Je ne m'étais même pas demandé comment le couteau était arrivé sur la table...


          Alors que j'avançais à travers les couloirs, absorbée par mes pensées, mon pied percuta un objet ; un masque en porcelaine. Intriguée, je le ramassai d'une main tremblante. Rugueux et froid, il semblait vieux de plusieurs années alors comment était-il arrivé ici ? Reconstituant le visage harmonieux d'une enfant aux traits fins. Comment était-il arrivé ici ? Les fentes qui lui servaient d'yeux me fixaient dans le néant et sa blancheur m'évoquait celle de la neige au soleil. Anxieuse, je le posai sur mon visage d'un geste machinal. Sa consistance froide laissait une empreinte bizarrement chaude sur ma peau. Je voyais et respirais parfaitement, comme si le masque constituait un second visage. Je le relâchai et il resta immobile contre ma peau, je m'habituai vite à sa présence.
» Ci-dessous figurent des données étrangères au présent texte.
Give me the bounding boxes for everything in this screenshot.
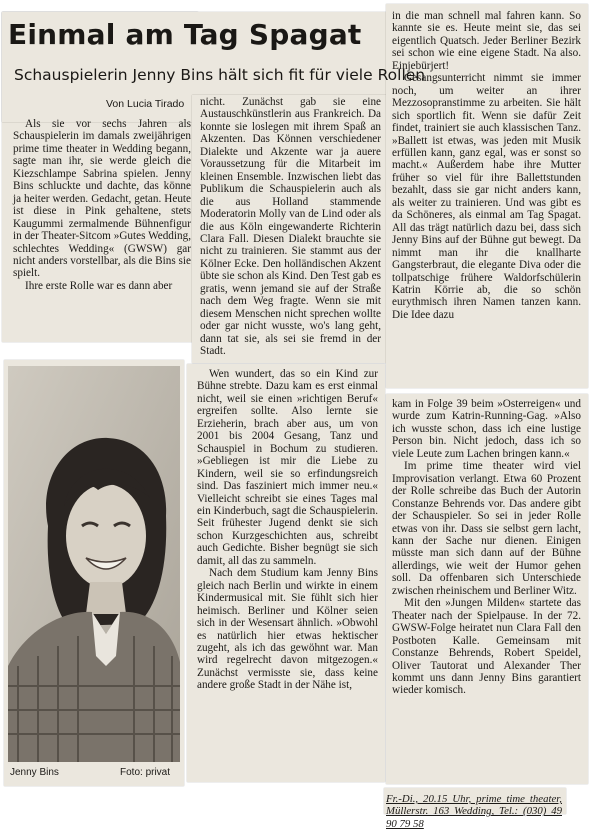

Soudain, je retins un cri en apercevant devant moi une femme de ma taille, le masque sur le visage, ne manifestant aucun signes de vie ni de sentiment. A la différence que les yeux du masque ne se limitaient pas à de simples fentes mais à des billes de verres reconstituants les yeux bruns d'une poupée. J'eus un mouvement de recul, elle se tenait à quelques centimètres de moi, le masque souriait, et il me sembla un instant qu'elle ne possédait pas de visage, mais que le masque était le sien. Je levai doucement mon masque ; la femme disparut aussitôt. Tremblante, je le remis et elle réapparue. Comme tirée par des ficelles, elle se tenait trop droite et ses bras pendaient lamentablement. Elle ressemblait à une poupée de chiffon ou à un pantin brisé. Pétrifiée d'horreur, le ventre serré par nœud solide, je la regardais se tourner et se diriger vers une porte. Ses gestes semblaient irréels et désarticulés. Bien que tout ne moi me priait de retirer le masque et de m'enfuir, je la suivis comme hypnotisée. Lentement, elle tourna la poignée et traversa la porte. Bien qu'inquiète, je fis de même.
Contrairement à ce à quoi je m'attendais, je débouchai dans la rue. La porte se claqua derrière moi et disparue tel un mirage dans le désert. Je la cherchai dans le vide, en proie à la panique; je ne pouvais plus faire marche arrière. L'hôpital se trouvait désormais loin. Si cette femme m'avait conduit dans la rue, il y avait surement une raison. Je la cherchai dans le vide, en proie à la panique; je la cherchai désespérément du regard. Mais il fallait se rendre à l'évidence, la porte franchise, elle s'était évaporée. Mon assurance se reconstitua tel un puzzle. Je portai les mains à mon visage, le masque ne s'y trouvait plus. 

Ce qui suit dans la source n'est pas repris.